Ворманн заметил, что его чувство юмора в последнее время все сильнее окрашивается мрачным едким сарказмом. Черта, надо сказать, незавидная для немецкого офицера, а тем более — для немца, который так и не стал нацистом. Но это было его единственной защитой от полного разочарования в жизни и своей собственной военной карьере. Сержант же Остер еще слишком мало прослужил вместе с ним и пока многого не понимал. Но со временем, конечно, и он догадается обо всем...
— Боюсь, что пока вы туда доберетесь, все сражения уже закончатся. Я, например, ожидаю победы прямо на этой неделе.
— И все равно мы считаем, что там послужили бы фюреру гораздо лучше, чем в этих горах.
— Не забывайте, что именно по воле вашего фюрера мы сюда и попали. — Он с удовольствием отметил, что Остер пропустил слово «вашего».
— Но зачем, господин капитан? Какова наша цель? Ворманн повторил заученный текст:
— Командование сухопутных войск рассматривает перевал Дину как важный рубеж обороны на возможном направлении удара из русских степей в сторону нефтяного комплекса в Плоешти. Если отношения между рейхом и Россией ухудшатся, то русские могут внезапно атаковать эти заводы. А без производимого там горючего мобильность вермахта будет значительно снижена.
Остер слушал очень внимательно, хотя слышал все это уже много раз и сам пересказывал примерно то же самое солдатам. Но Ворманн знал, что сержант так и не поверил ему до конца. Однако он не обвинял его. Любой мало-мальски толковый солдат начал бы на его месте задавать вопросы. А Остер служил в армии уже достаточно долго, чтобы понять, насколько все это странно — отправить закаленного в боях офицера во главе двух взводов без второго офицера в глухое горное место, да еще к союзникам. С этой работой справился бы и самый завалящий лейтенант.
— Но ведь у русских хватает и своей нефти. К тому же у нас с ними подписан договор...
— Ну конечно! Как я про это забыл! Договор... Сейчас ведь никто не нарушает договоров...
— Не хотите же вы сказать, что Сталин способен предать фюрера?

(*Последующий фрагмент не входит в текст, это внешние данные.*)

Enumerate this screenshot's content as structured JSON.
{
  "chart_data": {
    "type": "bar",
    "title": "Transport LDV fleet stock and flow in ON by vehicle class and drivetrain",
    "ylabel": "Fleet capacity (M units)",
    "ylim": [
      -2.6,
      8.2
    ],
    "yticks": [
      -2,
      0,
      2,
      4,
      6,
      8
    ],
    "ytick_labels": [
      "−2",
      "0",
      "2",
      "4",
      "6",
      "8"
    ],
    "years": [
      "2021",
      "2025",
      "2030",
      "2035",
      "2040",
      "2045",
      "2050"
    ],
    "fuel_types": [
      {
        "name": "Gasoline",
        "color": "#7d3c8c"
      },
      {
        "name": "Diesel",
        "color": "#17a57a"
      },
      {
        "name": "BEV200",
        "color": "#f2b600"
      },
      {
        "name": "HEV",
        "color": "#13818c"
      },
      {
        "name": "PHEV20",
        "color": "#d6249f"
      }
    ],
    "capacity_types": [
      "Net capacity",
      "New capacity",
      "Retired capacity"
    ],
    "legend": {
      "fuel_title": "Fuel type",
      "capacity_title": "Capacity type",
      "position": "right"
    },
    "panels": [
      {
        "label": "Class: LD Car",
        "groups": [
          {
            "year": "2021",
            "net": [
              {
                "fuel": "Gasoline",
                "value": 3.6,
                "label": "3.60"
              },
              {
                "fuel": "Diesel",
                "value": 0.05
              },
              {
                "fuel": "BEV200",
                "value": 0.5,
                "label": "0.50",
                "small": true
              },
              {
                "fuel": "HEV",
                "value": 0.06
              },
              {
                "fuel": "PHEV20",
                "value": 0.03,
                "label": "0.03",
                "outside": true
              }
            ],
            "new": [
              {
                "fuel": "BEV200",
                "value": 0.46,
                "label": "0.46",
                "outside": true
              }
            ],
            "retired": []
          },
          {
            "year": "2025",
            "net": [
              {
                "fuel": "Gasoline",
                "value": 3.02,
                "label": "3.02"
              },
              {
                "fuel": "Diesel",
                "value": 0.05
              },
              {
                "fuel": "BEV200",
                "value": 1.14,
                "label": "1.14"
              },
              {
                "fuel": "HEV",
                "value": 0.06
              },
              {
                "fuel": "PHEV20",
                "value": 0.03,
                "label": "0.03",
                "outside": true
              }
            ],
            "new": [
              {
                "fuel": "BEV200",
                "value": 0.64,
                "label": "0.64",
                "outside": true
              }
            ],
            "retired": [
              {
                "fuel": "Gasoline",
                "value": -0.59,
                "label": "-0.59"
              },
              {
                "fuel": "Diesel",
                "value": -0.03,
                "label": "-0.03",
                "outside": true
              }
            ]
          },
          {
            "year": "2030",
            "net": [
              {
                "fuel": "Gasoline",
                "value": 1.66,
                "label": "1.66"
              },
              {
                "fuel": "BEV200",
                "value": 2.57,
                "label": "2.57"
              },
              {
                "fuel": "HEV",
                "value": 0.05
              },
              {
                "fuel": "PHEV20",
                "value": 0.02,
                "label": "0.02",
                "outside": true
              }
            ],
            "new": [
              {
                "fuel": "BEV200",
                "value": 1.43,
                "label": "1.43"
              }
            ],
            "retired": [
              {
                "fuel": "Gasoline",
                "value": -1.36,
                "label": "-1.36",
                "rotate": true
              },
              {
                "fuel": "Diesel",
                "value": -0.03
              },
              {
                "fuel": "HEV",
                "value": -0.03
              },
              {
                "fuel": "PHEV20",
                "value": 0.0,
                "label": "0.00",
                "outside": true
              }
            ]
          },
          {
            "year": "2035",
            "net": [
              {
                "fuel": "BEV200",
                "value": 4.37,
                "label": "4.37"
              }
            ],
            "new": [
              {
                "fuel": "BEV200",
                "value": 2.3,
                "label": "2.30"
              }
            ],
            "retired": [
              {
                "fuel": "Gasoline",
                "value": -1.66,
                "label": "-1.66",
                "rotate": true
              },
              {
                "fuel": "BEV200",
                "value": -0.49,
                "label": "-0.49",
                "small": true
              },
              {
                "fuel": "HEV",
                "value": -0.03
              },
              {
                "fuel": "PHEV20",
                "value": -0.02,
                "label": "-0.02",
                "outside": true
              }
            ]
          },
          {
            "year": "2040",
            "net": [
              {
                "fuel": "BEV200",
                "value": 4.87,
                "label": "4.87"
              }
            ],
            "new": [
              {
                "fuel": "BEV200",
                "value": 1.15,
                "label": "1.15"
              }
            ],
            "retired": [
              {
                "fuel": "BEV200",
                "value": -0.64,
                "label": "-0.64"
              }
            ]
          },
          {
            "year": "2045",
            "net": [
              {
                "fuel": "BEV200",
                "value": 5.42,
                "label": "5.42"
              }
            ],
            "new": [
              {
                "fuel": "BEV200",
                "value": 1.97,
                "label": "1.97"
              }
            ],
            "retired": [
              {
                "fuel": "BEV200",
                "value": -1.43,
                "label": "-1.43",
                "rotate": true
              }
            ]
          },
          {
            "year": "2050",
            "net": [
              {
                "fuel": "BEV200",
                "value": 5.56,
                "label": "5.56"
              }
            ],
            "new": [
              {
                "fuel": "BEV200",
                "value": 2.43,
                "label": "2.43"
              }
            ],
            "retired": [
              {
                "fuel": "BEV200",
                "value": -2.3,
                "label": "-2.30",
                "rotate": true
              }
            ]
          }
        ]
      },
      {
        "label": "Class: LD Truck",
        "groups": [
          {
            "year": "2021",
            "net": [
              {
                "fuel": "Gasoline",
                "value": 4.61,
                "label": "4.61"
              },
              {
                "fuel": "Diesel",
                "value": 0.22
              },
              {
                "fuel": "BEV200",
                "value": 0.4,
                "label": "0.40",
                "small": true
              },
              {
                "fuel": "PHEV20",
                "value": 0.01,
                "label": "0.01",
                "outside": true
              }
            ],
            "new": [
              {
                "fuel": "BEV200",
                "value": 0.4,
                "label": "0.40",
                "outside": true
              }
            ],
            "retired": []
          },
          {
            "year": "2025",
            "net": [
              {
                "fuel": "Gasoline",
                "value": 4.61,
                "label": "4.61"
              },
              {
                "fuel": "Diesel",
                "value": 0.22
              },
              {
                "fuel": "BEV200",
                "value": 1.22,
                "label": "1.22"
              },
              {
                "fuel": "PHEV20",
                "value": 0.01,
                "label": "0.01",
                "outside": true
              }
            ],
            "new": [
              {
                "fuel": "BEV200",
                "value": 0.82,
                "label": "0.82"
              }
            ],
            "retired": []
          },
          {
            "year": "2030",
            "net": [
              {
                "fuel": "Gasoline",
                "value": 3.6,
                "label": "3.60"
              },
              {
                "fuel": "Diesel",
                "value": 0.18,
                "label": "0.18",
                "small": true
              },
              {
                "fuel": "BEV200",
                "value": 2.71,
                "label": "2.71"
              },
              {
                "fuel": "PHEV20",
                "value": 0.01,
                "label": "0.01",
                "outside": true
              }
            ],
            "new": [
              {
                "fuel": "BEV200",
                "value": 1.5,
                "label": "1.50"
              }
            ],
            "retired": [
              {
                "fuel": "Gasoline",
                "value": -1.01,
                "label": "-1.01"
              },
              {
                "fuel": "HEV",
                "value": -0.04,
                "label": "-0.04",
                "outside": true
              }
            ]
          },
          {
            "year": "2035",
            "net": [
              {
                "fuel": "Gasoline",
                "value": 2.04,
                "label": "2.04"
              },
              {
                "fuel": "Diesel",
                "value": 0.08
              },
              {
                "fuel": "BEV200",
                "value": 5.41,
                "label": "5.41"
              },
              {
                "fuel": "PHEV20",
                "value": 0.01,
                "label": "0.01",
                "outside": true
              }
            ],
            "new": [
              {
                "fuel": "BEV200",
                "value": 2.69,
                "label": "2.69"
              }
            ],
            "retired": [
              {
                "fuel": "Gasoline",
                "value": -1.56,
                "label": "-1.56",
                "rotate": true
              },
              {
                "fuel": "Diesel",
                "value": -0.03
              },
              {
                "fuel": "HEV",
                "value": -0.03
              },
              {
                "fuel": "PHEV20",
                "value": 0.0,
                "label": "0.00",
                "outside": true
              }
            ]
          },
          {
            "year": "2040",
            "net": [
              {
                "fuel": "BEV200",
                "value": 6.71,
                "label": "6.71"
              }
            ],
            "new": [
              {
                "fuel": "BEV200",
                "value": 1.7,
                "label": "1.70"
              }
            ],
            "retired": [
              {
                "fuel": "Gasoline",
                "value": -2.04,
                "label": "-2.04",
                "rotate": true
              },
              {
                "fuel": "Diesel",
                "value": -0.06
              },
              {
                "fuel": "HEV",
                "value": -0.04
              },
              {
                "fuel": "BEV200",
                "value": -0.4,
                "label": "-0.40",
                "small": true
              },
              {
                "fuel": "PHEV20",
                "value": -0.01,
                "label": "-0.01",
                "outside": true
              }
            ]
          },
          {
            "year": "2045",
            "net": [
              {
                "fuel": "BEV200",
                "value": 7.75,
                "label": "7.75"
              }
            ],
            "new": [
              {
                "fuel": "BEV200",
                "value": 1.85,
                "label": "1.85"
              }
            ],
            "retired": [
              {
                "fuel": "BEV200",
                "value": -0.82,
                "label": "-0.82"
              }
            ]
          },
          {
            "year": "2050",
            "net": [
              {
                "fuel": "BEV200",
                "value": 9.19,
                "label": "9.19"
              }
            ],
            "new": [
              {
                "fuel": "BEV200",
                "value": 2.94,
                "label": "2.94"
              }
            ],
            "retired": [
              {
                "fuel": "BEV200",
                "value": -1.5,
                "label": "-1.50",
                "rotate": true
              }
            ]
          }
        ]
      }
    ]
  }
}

Ворманн еле сдержался, чтобы не ответить ему: «Если, конечно, ваш фюрер не предаст его первым». Но Остер все равно ничего не понял бы. Как и многие его сверстники, он уже с детства привык отождествлять интересы немецкого народа с волей Адольфа Гитлера. И со временем стал просто одержим нацистской идеей. Гитлер буквально околдовал его. Ворманн же был слишком стар для такой безрассудной страсти. В прошлом месяце ему исполнился сорок один год. Он хорошо помнил, как Гитлер пробился из пивных баров в канцлерство, а потом почти в боги. Но он никогда не любил его.
Конечно, следовало признать, что Гитлер объединил нацию и открыл ей путь к потерянному самоуважению. И за это ни один верный немец не станет винить его. Но Ворманн никогда не доверял этому австрийцу, окружившему себя южанами — баварцами. Ни один уроженец Пруссии не стал бы всерьез иметь дело с этими горластыми выскочками. В них всегда было что-то мерзкое. И то, что Ворманн видел у Познани, наглядно доказывало всю эту мерзость.